The interior extremum is simple due to the geometric meaning. It is equal to distance from the plane given by $C = \alpha x + \beta y + \gamma z$ to the sphere origin subtracted one (sphere radius). So the deviation at extremum is $$ \Delta = \sqrt{\alpha^2 + \beta^2 + \gamma^2} - 1. $$ The deviation at the corners $(0,0),\,(0,\frac{1}{\sqrt{2}}),(\frac{1}{\sqrt{3}},\frac{1}{\sqrt{3}}))$ is computed easily: $$ \Delta_1 = 1 - \gamma\\ \Delta_2 = 1 - \frac{\beta + \gamma}{\sqrt{2}}\\ \Delta_3 = 1 - \frac{\alpha+\beta+\gamma}{\sqrt{3}} $$ Solving $\Delta = \Delta_1 = \Delta_2 = \Delta_3$ for $\alpha, \beta, \gamma$ we obtain $$\begin{aligned} \alpha = \frac{1}{4} \left(2 \sqrt{14+6 \sqrt{2}+3 \sqrt{3}}-\left(2+\sqrt{2}\right) \left(1+\sqrt{3}\right)\right) &\approx 0.29870618761437979596\\ \beta = \operatorname{root}_6(1 - 4 z - 14 z^2 + 32 z^3 + 45 z^4 - 20 z^5 - 20 z^6 + 4 z^7 + z^8) &\approx 0.38928148272372526647\\ \gamma = \operatorname{root}_8(1 - 4 z - 2 z^2 + 20 z^3 - 3 z^4 - 32 z^5 + 4 z^6 + 16 z^7 + z^8) &\approx 0.93980863517232523127 \end{aligned} $$ The error $1 - \gamma$ is sligtly above $6\%$. Note that I accidentally reversed your $\alpha. \beta, \gamma$. That result looks promising, but may be wrong. Note that $\beta$ and $\gamma$ are pretty close to the 2D optimals.
I've made a simple Mathematica script to have a look at the minimax problem. Here it is
Manipulate[
ContourPlot[\[Alpha] x + \[Beta] y + \[Gamma] Sqrt[1 - x^2 - y^2] -
1, {x, 0, 1}, {y, 0, 1},
RegionFunction -> Function[{x, y}, x <= y && x^2 + 2 y^2 <= 1],
Contours -> Range[-0.2, 0.2, 0.01]
]
, {{\[Alpha], 0.2987061876143797`}, 0,
1}, {{\[Beta], 0.38928148272372454`}, 0,
1}, {{\[Gamma], .9398086351723256`}, 0, 1}]
So it appears that the suggestion is sane and we had found at least local optimum of the problem.
The approximation given by @uranix is nice, but can be improved slightly, because we know the hypotenuse is never shorter than the largest of the three inputs.

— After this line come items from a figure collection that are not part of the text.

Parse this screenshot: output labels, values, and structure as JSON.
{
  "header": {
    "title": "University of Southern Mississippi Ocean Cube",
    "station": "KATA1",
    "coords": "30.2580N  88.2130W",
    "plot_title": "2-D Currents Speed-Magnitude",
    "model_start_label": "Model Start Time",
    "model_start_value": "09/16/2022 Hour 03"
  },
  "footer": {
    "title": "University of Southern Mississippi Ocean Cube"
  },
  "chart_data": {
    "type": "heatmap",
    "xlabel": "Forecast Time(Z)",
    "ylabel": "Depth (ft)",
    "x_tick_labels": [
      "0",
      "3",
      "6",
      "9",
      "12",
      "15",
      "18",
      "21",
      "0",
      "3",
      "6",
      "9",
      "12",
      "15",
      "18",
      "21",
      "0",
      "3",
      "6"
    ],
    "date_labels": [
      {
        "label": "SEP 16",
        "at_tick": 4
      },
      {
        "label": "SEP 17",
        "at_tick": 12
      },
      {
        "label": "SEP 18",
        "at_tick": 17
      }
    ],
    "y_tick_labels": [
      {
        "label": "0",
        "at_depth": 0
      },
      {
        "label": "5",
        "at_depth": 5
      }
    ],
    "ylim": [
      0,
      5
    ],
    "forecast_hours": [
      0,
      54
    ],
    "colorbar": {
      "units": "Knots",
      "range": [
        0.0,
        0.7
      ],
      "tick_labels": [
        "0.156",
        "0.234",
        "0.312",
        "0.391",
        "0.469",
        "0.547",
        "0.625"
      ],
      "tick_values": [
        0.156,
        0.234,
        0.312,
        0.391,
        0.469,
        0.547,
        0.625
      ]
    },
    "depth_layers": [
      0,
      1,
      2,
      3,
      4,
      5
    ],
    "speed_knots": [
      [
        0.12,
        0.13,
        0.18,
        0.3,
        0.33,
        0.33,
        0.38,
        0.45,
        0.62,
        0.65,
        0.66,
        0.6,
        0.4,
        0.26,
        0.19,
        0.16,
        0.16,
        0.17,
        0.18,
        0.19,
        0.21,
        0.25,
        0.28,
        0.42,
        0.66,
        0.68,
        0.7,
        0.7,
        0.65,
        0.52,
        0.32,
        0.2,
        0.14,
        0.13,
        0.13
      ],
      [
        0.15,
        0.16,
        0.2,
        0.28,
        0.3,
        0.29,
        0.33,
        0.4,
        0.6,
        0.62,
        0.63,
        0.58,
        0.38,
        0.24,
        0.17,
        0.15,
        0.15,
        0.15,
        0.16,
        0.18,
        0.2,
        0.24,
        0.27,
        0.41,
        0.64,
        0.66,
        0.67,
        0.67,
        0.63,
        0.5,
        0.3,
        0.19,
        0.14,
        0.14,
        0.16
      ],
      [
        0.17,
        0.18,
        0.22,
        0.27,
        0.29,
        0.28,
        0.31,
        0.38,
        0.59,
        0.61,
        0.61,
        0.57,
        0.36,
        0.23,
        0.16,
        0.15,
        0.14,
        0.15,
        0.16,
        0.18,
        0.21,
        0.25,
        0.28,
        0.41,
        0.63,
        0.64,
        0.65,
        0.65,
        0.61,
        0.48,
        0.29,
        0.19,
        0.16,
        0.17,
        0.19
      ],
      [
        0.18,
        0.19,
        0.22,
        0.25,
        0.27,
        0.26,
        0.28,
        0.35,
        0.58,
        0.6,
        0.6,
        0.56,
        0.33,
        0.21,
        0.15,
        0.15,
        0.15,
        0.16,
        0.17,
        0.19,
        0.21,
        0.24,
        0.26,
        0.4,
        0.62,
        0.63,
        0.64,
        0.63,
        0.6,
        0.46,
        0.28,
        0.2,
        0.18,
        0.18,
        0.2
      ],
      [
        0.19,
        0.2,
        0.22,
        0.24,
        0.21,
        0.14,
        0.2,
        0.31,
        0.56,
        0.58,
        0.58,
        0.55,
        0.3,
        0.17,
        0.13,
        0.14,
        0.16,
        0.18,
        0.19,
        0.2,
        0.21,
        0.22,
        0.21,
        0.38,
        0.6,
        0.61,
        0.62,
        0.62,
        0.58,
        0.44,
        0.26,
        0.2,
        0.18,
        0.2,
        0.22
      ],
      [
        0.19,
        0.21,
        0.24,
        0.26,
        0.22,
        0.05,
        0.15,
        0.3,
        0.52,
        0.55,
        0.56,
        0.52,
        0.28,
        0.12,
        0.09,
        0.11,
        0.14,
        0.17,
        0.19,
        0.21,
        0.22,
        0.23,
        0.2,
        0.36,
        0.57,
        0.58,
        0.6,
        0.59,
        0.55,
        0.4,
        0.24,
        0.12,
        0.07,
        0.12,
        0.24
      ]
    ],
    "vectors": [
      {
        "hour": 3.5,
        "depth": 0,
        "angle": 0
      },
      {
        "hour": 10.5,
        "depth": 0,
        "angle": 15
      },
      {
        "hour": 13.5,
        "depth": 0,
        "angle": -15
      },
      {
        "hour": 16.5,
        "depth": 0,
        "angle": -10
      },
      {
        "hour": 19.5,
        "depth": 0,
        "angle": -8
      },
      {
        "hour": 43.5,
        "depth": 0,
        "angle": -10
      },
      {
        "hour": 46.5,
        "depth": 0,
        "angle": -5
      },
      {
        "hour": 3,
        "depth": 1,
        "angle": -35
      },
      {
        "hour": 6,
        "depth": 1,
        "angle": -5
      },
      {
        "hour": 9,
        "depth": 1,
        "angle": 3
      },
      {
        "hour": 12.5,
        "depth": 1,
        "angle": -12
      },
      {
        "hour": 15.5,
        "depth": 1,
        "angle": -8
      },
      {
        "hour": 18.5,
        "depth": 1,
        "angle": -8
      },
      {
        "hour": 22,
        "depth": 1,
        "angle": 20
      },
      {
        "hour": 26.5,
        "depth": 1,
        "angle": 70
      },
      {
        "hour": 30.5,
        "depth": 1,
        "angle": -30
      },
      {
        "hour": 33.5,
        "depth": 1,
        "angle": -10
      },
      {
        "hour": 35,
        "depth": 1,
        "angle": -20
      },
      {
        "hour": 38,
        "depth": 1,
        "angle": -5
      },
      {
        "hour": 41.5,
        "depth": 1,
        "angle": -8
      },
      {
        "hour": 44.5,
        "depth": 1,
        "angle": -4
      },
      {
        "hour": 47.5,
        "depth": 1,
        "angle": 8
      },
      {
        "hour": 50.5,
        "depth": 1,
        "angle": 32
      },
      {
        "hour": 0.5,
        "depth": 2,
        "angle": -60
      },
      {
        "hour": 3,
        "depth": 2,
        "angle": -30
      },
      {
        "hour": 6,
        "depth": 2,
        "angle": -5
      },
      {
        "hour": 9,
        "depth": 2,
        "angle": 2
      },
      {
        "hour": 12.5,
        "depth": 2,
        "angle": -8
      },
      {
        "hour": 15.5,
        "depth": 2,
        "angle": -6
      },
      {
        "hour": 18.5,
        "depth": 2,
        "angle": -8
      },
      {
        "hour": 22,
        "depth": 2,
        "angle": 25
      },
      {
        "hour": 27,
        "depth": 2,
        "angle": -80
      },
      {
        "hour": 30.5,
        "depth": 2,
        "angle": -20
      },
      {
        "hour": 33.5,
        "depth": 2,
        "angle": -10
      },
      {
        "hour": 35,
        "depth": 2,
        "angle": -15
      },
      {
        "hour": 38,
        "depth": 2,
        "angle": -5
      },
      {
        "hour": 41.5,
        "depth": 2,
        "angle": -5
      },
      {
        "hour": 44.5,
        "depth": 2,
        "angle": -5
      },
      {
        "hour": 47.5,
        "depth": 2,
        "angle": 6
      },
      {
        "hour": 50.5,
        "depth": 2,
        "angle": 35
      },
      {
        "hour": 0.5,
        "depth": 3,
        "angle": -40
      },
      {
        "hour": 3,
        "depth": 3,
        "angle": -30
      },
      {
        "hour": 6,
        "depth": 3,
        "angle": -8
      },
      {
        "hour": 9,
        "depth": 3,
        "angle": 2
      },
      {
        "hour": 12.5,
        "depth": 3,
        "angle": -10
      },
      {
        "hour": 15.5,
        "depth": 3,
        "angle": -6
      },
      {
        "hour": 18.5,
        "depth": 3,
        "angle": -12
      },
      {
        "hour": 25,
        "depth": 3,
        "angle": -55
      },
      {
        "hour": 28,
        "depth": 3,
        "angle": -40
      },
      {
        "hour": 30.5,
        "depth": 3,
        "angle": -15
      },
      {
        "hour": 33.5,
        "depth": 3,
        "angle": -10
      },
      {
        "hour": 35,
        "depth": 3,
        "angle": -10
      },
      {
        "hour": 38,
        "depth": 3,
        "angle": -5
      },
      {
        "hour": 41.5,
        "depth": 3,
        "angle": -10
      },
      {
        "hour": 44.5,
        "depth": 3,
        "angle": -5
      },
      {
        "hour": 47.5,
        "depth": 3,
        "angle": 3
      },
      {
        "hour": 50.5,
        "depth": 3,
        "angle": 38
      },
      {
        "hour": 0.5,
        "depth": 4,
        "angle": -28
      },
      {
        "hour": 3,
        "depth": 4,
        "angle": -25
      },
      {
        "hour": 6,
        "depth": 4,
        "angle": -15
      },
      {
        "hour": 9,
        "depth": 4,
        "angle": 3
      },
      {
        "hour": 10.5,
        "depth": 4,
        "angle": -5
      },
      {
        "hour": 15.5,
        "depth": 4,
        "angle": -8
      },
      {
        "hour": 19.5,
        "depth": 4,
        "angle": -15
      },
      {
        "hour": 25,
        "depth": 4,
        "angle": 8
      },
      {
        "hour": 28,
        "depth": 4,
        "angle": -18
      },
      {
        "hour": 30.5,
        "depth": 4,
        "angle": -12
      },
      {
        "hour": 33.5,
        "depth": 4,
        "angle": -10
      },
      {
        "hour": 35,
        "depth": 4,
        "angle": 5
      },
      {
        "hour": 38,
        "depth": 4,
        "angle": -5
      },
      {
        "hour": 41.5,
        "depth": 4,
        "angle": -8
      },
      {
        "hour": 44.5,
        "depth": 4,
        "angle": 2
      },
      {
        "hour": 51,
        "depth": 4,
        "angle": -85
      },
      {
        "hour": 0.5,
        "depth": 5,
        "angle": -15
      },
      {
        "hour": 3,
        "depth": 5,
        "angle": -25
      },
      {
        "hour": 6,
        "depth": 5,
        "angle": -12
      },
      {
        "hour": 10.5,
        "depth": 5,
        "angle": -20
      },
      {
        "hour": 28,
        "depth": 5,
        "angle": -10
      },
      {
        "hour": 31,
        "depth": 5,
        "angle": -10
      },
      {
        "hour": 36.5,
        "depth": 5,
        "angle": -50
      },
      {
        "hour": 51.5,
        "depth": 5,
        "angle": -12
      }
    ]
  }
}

So, borrowing the nice constants given by @uranix and assuming $0<=z<=y<=x$:
const double alphaMax = 0.9398086351723256, betaMed = 0.38928148272372454, gammaMin = 0.2987061876143797;
double hypotenuse = Max(x, alphaMax * x + betaMed * y + gammaMin * z);
This clamps the errors when x is relatively much larger than y and z; a common special case where the errors otherwise would be relatively large and noticeable.
Side-note: Because the multiplications are with constants, they could be approximated with bit-shifts and additions. This is most useful when using fixed-point arithmetic on embedded systems, where floating-point and multiplications may be expensive.